When we first see Martin, he is being questioned by Jane, the young FBI agent dispatched from Las Vegas, ill-prepared for the elements and the experience of the reservation. She feels strong empathy for Natalie, the dead raped woman, but is completely unequipped for talking with the Indians she encounters. Martin seems almost unaffected as he responds to her questions and tells her off for her assumptions. This sort of misunderstanding happens, he charges, whenever “one of you people” (whites, U.S. government-types) comes around. But, then there is a knock on the door, and he opens it to reveal Cory, another white U.S. official, and leans into him for a long hug. The two men stand outside the house, where Cory has no platitudes to offer his friend. The pain doesn’t get better he says, three years after his own young daughter died, and he recounts the story of a grief workshop he attended. It didn’t really help, but the counselor did tell him one thing he found useful, and he wants to share the advice with Martin: he has to “lean into” the pain. Feel it, rather than seek to avoid it. This is no macho, “man up” speech from one tough frontier man to another. It is also no condescending, paternalistic cowboy to an Indian talk. These two men are equals. Cory may always have seen Martin as his friend and equal, as a father of his daughter’s friend. But if they hadn’t seen themselves completely that way before, their similar losses are the great equalizer. And, they each possess a gentle masculinity that allows them to feel, to cry, and to rely on another.

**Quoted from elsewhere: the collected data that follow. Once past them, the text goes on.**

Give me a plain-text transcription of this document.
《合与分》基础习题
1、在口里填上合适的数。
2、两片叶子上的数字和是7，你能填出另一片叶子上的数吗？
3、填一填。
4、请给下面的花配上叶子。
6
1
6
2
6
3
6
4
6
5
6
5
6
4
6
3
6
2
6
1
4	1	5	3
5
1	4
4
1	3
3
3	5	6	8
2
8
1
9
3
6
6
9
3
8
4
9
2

This gentleness, this willingness to face and immerse themselves in emotion is at complete odds with the violent and more conventional forms of masculinity on display throughout the rest of the film. The story is, after all, set on an Indian reservation—the castaway, residue of land of a macho, violent nation, intent on pushing away and marginalizing the country’s original inhabitants in as oppressive a way as possible. The reservation nurtures hopeless, angry young men like Martin’s son, who turn to drugs and violent gang activity in futile and misguided attempts to shore up a corner of the culture’s dominant image of masculinity for themselves. It also attracts brawling, entitled, violent men, representing colonizing energy industries. Set all of this against the brutal backdrop of a violent natural environment, and Cory’s and Martin’s united efforts to be a different kind of man are remarkable.

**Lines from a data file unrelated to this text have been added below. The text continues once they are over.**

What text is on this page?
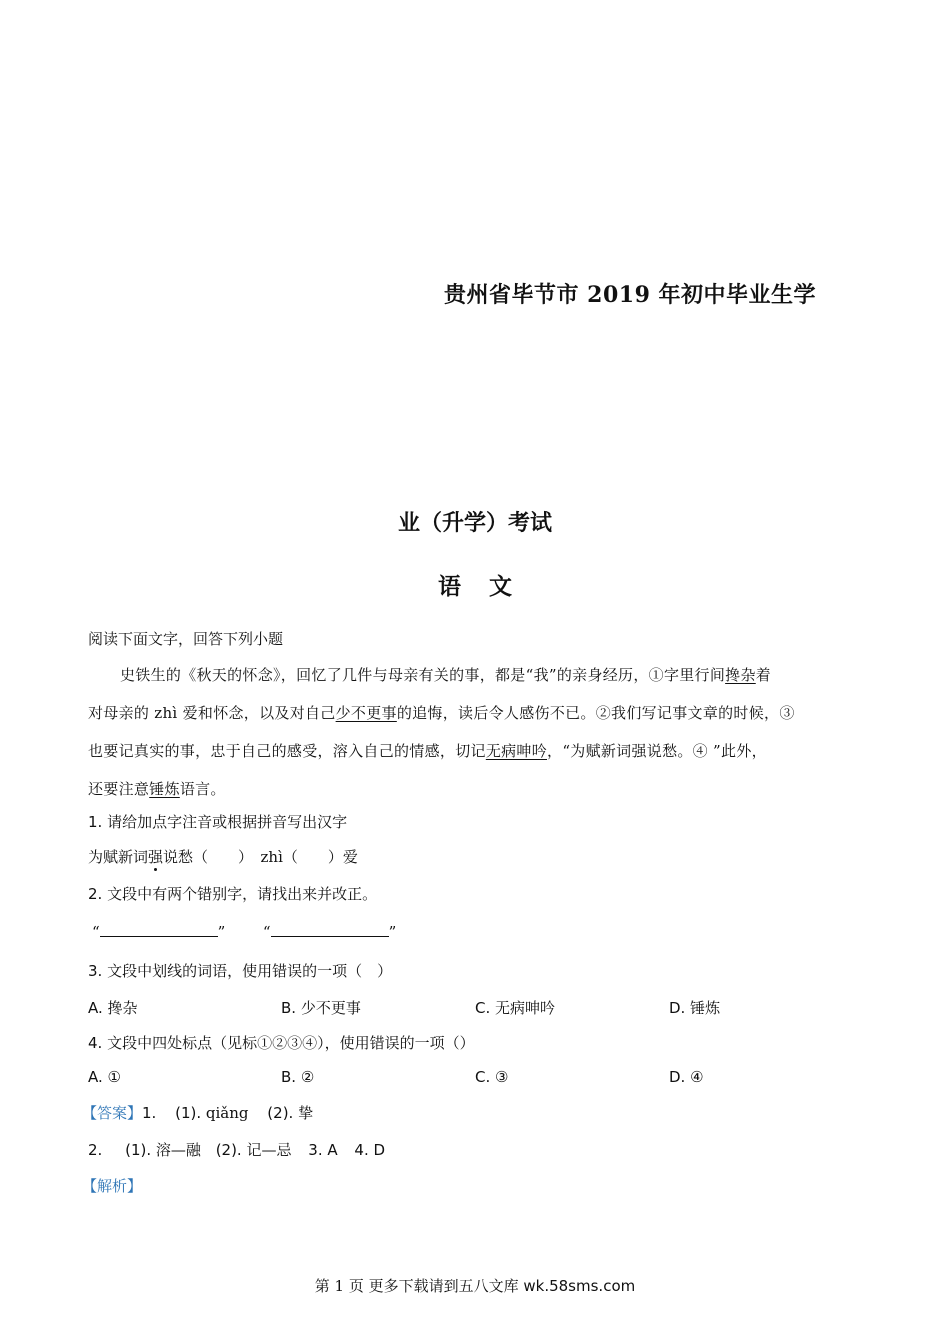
贵州省毕节市 2019 年初中毕业生学
业（升学）考试
语文
阅读下面文字，回答下列小题
史铁生的《秋天的怀念》，回忆了几件与母亲有关的事，都是“我”的亲身经历，①字里行间搀杂着
对母亲的 zhì 爱和怀念，以及对自己少不更事的追悔，读后令人感伤不已。②我们写记事文章的时候，③
也要记真实的事，忠于自己的感受，溶入自己的情感，切记无病呻吟，“为赋新词强说愁。④ ”此外，
还要注意锤炼语言。
1. 请给加点字注音或根据拼音写出汉字
为赋新词强说愁（　　）　zhì（　　）爱
2. 文段中有两个错别字，请找出来并改正。
“	”	“	”
3. 文段中划线的词语，使用错误的一项（　）
A. 搀杂	B. 少不更事	C. 无病呻吟	D. 锤炼
4. 文段中四处标点（见标①②③④），使用错误的一项（）
A. ①	B. ②	C. ③	D. ④
【答案】1. (1). qiǎng (2). 挚
2. (1). 溶—融 (2). 记—忌 3. A 4. D
【解析】
第 1 页 更多下载请到五八文库 wk.58sms.com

A critique of the film that I have seen is that it is one in a long line of films set on American Indian land, focused mainly on American Indians’ lives, that yet relies on white leading actors to play the saviors. This is partially valid. We do need to see stories with Native leading characters. Their stories deserve a broad audience, and Americans who aren’t Native would benefit from experiencing them. There are many wonderful actors, including Birmingham and others in this film, to take on such roles. But, this is one film in which the white characters are not saviors. Their very inability to fulfill that role, to even help, is part of what frustrates and pains them. As Martin’s son points out to Cory, he couldn’t even save his own daughter. Neither could he save Natalie, or the reservation’s drug addicts, or Martin, or his marriage after the death of a child rent it. And, he seems resigned to the fact that he can’t save his own heart. The best he can muster right now is to do his job; spend time with his son; try for a measure of justice in an unjust world; and “lean into the pain” with his friend. He is no white knight riding in on a shining steed--or snow mobile. The problems the film shows us are the result of a too-long history of people of Cory’s race, of the government for which he works, interacting with those people who were in North America first, and their descendants. There are no easy fixes to these problems. But these two men—Cory and Martin—from vastly different backgrounds and different sides of the classic Cowboy v. Indian divide are going to lean in to their grief together. They truly are different sorts of men from so many of the others around them.